Mihai Marza
I Was Raised by Color
I was born into art — not just as a practice, but as a way of being. My earliest memories are soaked in the smell of oil paint, in the quiet presence of my father, Mârza Ioan Traian, himself a painter and later my teacher. He didn’t just show me how to hold a brush — he handed me the language of color before I even knew how to speak my own truth.
He kept my childhood drawings, the ones I made at five. Back then, I didn’t understand why.
Now I do.
He saw something in me — and refused to let it fade.
I spent my early years in Mănărade, a small village near Blaj, before moving to Alba Iulia. That’s when everything came alive. My father had just returned from his art studies in Bucharest and opened a gallery in the heart of the city. He began teaching at the local art high school, and I, in turn, began living a lifE surrounded by creation.
Exhibitions. Art camps. Canvas and conversation. Brushes and breath.
I didn’t grow up around art.
I grew up inside it.
Over the years, life took me into unexpected places — places that broke me and shaped me at once.

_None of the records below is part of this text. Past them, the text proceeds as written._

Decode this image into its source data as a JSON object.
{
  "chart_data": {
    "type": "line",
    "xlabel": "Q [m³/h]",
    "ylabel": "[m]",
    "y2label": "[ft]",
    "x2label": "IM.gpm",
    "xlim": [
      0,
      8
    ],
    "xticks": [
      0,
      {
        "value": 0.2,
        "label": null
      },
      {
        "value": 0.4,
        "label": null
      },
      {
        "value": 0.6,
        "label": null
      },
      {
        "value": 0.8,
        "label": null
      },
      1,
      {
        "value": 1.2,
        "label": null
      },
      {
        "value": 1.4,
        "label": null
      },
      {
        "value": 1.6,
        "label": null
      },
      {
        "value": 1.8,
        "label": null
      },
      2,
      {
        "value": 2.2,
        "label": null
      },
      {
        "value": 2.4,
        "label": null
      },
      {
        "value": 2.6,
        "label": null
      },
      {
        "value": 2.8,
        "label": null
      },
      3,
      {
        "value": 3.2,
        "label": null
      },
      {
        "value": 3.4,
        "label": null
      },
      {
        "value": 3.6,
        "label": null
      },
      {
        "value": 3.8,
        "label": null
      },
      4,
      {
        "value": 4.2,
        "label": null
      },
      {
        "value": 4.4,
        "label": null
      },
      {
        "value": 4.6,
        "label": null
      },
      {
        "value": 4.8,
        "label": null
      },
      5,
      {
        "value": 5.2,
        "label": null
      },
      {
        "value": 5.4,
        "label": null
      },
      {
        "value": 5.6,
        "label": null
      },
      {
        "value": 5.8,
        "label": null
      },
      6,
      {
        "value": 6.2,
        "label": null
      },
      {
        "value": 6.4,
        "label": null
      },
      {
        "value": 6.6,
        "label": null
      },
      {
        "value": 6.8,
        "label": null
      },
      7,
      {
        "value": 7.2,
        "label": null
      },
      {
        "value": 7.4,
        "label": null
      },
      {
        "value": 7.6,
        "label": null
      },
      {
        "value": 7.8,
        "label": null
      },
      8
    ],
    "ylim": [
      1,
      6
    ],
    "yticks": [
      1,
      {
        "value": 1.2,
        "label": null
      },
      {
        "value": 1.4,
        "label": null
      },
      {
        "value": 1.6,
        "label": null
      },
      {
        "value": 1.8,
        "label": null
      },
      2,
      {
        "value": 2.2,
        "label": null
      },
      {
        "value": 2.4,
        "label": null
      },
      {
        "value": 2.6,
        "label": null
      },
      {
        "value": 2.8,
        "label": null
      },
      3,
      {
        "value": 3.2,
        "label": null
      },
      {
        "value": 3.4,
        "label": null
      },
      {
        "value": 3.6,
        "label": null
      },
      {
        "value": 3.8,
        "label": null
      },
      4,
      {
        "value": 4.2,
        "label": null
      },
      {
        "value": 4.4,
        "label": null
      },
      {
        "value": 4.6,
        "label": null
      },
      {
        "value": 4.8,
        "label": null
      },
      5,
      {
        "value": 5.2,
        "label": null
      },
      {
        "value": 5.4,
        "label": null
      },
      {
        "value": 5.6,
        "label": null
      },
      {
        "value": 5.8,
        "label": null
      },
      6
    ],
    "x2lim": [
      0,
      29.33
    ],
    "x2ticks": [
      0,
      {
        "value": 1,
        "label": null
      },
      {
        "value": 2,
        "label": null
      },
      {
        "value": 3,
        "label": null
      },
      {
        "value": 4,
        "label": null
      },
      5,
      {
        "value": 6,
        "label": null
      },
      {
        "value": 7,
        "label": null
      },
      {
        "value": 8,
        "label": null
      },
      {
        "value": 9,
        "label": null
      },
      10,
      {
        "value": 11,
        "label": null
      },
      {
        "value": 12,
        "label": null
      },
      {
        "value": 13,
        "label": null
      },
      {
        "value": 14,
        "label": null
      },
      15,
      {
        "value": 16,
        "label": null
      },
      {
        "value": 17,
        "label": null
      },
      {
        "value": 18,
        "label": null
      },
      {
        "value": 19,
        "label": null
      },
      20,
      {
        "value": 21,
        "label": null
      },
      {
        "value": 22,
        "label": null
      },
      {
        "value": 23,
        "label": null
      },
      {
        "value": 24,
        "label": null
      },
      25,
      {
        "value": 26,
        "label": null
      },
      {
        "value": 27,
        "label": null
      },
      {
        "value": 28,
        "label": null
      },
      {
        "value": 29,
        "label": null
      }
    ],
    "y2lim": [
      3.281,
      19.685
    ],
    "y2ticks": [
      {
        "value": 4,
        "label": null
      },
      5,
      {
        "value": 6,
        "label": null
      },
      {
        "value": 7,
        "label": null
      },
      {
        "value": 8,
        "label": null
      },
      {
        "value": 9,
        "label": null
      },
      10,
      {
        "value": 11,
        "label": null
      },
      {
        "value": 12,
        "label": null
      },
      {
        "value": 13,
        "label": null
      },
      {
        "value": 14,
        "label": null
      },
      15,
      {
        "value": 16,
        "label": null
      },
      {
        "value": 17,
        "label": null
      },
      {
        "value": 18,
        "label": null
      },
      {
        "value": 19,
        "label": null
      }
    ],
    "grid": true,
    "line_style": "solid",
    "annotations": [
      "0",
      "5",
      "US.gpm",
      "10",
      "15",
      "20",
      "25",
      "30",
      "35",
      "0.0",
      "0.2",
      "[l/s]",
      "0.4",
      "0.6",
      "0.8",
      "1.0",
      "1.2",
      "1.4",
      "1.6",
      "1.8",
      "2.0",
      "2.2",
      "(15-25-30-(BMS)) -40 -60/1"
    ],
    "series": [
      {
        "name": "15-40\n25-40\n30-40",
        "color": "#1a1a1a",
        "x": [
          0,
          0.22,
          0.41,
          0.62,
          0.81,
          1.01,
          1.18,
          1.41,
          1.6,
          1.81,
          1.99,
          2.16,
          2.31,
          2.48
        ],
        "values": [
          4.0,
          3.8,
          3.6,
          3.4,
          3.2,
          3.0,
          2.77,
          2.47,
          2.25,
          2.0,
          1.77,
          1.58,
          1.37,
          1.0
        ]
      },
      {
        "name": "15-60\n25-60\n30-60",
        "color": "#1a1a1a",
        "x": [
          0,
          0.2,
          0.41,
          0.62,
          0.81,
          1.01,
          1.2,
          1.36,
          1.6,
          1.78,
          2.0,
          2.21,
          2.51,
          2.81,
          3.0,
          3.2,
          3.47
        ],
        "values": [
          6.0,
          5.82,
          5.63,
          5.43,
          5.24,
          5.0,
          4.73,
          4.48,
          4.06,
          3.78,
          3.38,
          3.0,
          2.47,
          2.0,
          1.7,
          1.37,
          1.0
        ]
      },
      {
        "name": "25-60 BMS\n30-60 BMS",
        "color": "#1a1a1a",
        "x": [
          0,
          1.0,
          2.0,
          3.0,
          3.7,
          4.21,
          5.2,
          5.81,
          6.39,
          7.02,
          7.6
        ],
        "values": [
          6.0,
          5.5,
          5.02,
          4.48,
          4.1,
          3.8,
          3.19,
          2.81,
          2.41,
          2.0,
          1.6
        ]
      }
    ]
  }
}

At 21, as a student at the University of Arts in Timișoara, I was arrested and spent a year and a half in prison. Even then, I kept painting. I took my exams. I graduated on time.
But life had more trials to hand me.
Soon after, I fell severely ill. Polyradiculoneuritis — an autoimmune storm that paralyzed me, robbed me of my sight, and left me floating in the sterile cold of Intensive care for three months. When I began walking again, I discovered the pain in my leg was necrosis. A total hip replacement followed — in Brussels. I returned to Romania on crutches and kept working, this time on opening a cultural space in the Alba Iulia Citadel. In the middle of that pain, I opened an underground club. I started DJing. I created space for expression, rebellion, release.
But behind the energy, the music, the nights without sleep — I was unraveling.
Another arrest came in 2017. Another fall. Another silence. That silence turned into two years of reflection. I built a guesthouse. I worked with wood. I worked with my hands. I remembered what it feels like to create something slowly. To breathe while building. To find peace in something real.
And then — I returned to painting.
Only this time, I returned fully. With everything I had left. And I realized what I had been chasing through all the chaos, through the music, the projects, the mistakes, the pain — was there, waiting for me.
It had always been there.
Chaos and Repetition. Familiarity and Madness.
My current work lives in the tension between what is familiar and what is fractured. I use pop culture characters — cartoons we all grew up with — but I place them in storms of color, in visual noise, in emotional contradiction.
Why?
Because I needed a way to express the full spectrum of what I’ve lived: madness, paranoia, tenderness, shame, ecstasy, love, loss, fear. Because I needed to tell the truth in a way that people could see themselves in it, too.
Repetition is my rhythm. Chaos is my container.
Each brushstroke is a conversation between panic and stillness. Between a mind that wants to scream and a heart that wants to be heard. Mental health — with all its shadows and vulnerability — sits at the center of my work.
But I don’t want it to weigh people down. I want it to invite them in. To remind them that they are not alone in what they feel. That healing can be loud, wild, even cartoon-colored.
Now I paint mostly in oil on canvas — a return to tradition, but with a modern soul. I speak through texture, through layer, through contradiction.
My work is not clean.
It is alive.
This is What I Know
I know what it means to fall apart. I know what it means to rebuild. And I know that art — real, raw, honest art — is one of the few things that can hold us together.
Every painting I make carries a part of me that didn’t give up. A part of me that survived.
A part of me that still hopes — for peace, for connection, for beauty in brokenness. i don’t paint for applause.
I paint for meaning. For release.
For the chance that someone, somewhere, might look at one of my pieces and feel a little more seen.
If you’re here — reading this — thank you. You are part of the story now. And I hope, in my colors and my chaos,
you’ll find a small mirror of your own.